The largest gargoyle to be replaced on Salisbury Cathedral for more than 150 years has been lowered into position and fixed on the Chapter House roof.
It completes replacement work in this section of the Cathedral’s Major Repair Programme, which is now more than three-quarters complete.
Matt Barton (pictured right), one of Salisbury Cathedral’s nine skilled stonemasons, was given the opportunity to carve the new gargoyle, replacing one from the 1850s that was badly eroded and no longer fit for service.
The new one is carved in Portland stone, from a block that started at 620kgs, 1625mm long, 400mm high and 400mm wide. After 470 hours, when the work was finished, the gargoyle that went on to the building weighed 275kgs. It joins six other gargoyles on the Chapter House, including a blocked off, non-functioning medieval survivor.
Matt said: “It was a really interesting project… and very satisfying to see the new gargoyle emerge from the original block of stone.
“We removed the damaged gargoyle from the Chapter House in February and mended it so I could use it for reference. The new gargoyle is modelled on it but with an improved design, so hopefully it can better fulfill its purpose and achieve maximum long term survival. Replacing a gargoyle is very rare. Two smaller ones were replaced on the Cathedral’s West Front in 1998 but none have been worked here since.”
The Chapter House, built, like the Cathedral, in the 1260s, remained untouched until Gilbert Scott’s major re-ordering of the Cathedral in the 1850s-60s.
In his desire to improve the way water was shed from the building, Scott carried out a re-ordering of the roof and gutters, extending the buttresses and introducing new style gargoyles. These replaced down-pipes and hoppers in the corners of the original buttresses.
The remaining medieval gargoyle is in Chilmark stone on the untouched buttress on the west face of the Chapter House. It is in poor condition, decayed and non-functional, but is being left in position for its historical interest.
The work currently taking place is centred on the north-east transept area of the building and the Chapter House, home to the finest of the four remaining original Magna Cartas, signed in 1215 by King John. The Major Repair Programme needs a further £7million to ensure its completion – money that is currently being raised by the Cathedral's Development Department.

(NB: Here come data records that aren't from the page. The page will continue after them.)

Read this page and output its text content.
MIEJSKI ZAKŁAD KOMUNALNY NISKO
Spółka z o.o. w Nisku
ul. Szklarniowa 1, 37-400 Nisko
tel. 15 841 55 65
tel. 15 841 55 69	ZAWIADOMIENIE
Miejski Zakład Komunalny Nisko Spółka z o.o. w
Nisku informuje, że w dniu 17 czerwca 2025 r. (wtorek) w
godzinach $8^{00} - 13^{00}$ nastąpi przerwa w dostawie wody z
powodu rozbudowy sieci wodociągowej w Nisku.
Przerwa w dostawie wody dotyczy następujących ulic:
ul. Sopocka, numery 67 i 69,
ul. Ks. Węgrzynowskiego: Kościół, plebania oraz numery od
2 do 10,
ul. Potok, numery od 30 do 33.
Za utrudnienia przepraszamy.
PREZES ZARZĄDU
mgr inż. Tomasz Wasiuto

New Clerk of Works for Salisbury Cathedral
The Major Repair Programme is now being led by a new Clerk of Works. The Cathedral's stone sawyer, Gary Price, has been appointed to the post and takes over responsibility for leading and directing the work of the Cathedral’s specialist team of masons, glaziers, conservators and sawyers in completing the programme.

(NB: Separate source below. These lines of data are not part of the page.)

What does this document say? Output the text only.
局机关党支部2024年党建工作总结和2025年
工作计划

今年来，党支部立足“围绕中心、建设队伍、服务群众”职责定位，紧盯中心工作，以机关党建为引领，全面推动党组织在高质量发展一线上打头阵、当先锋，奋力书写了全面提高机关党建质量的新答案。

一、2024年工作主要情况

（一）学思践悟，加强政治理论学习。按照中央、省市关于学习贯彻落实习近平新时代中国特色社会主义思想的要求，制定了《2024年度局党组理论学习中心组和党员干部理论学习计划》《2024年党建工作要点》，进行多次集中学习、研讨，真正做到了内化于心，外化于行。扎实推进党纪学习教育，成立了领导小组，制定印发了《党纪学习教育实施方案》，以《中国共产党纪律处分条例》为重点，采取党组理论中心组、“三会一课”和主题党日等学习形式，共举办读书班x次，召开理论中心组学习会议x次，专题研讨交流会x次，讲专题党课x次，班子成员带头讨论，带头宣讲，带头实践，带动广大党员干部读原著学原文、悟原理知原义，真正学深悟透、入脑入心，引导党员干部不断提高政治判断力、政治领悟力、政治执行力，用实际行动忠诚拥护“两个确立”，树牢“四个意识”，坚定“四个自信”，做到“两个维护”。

Gary joined the Cathedral’s Works Department in July 1986 as its first stone sawyer and has learnt a lot ‘on the job’.
He says: “I am honoured to become Clerk of Works of this great Cathedral – it doesn’t get better than this for me. I’ve been here 26 years, since the start of the spire appeal and Major Repair Programme. I have had input to or cut every single stone worked on the building since.
“Now I’m looking forward to leading the Works Department at an exciting time as we enter the last quarter of what is one of the most extensive major repair projects of any English cathedral. It’s certainly going to be a very different way of working… but I hope to do the occasional day as sawyer to keep my hand in!”
Canon Treasurer Sarah Mullally said: “I am delighted that Gary has been appointed as the new Clerk of Works. He brings with him to this new post a wealth of experience of the Major Repair Programme and the team of individuals involved.
“He has a great enthusiasm which will be a real asset, not just as we undertake future work but also as we seek to continue to engage others in the programme and its funding.”
Salisbury Cathedral employs a team of highly skilled craftsmen and women, including nine stonemasons, a sawyer, three conservators, a carpenter, a plumber and four glaziers.
The team is based on site and they all work on the Cathedral’s Major Repair Programme, restoring and preserving this built heritage for the future. The Cathedral is one of only eight in England that retains its own works departments.
Gary lives in Harnham with his wife and three children.